Pemasangan jargas rumah tangga mandek di Kaltim.

BALIKPAPAN – Di tengah bayang-bayang krisis pasokan elpiji yang menghantui warga Kota Beriman, seruan untuk menghidupkan kembali proyek Jaringan Gas (Jargas) rumah tangga semakin menguat. Anggota Komisi II DPRD Kota Balikpapan, Jafar Sidik, mendesak pemerintah pusat untuk tidak membiarkan proyek ini jalan di tempat dan segera melanjutkan perluasannya di seluruh pelosok kota.

Dalam sesi talkshow di radio KPFM Balikpapan pada Kamis (5/3/2026), Jafar menekankan bahwa Jargas adalah kunci untuk memutus ketergantungan masyarakat terhadap gas tabung. Selain lebih praktis, Jargas dinilai jauh lebih ekonomis bagi dompet warga kelas menengah ke bawah.
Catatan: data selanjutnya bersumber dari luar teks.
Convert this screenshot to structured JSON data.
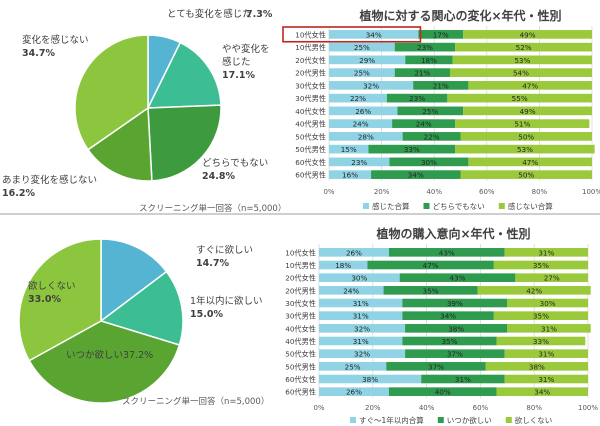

“Karena Jargas ini dapat menjadi salah satu solusi untuk menjawab kebutuhan masyarakat terhadap elpiji, sekaligus harganya juga lebih murah,” ujar Jafar lugas.

Namun, harapan masyarakat ini seolah masih membentur dinding birokrasi di tingkat pusat. Jafar mengungkapkan bahwa Pemerintah Kota Balikpapan sebenarnya sudah bergerak aktif menyurati kementerian terkait melalui bagian perekonomian. Sayangnya, hingga kini jawaban pasti dari Jakarta tak kunjung turun.

“Saya sudah menanyakan hal ini ke bagian perekonomian. Beberapa waktu lalu memang sudah diusulkan oleh pemerintah daerah ke kementerian, tetapi sampai sekarang belum diketahui bagaimana jawabannya,” keluhnya.

Padahal, cakupan Jargas di Balikpapan saat ini masih sangat minim. Dari enam kecamatan yang ada, fasilitas ini baru menyentuh sebagian kecil wilayah di Balikpapan Selatan dan Balikpapan Tengah. Sementara untuk wilayah Balikpapan Utara, pipa gas baru sekadar menjangkau kawasan Muara Rapak. Ketimpangan ini membuat warga di wilayah lain merasa dianaktirikan dalam hal pemenuhan energi murah.

“Masih banyak wilayah yang belum terpasang jaringan gas. Karena itu kami meminta agar program ini dapat dilanjutkan kembali, minimal untuk membantu masyarakat memenuhi kebutuhan LPG,” jelas Jafar menambahkan.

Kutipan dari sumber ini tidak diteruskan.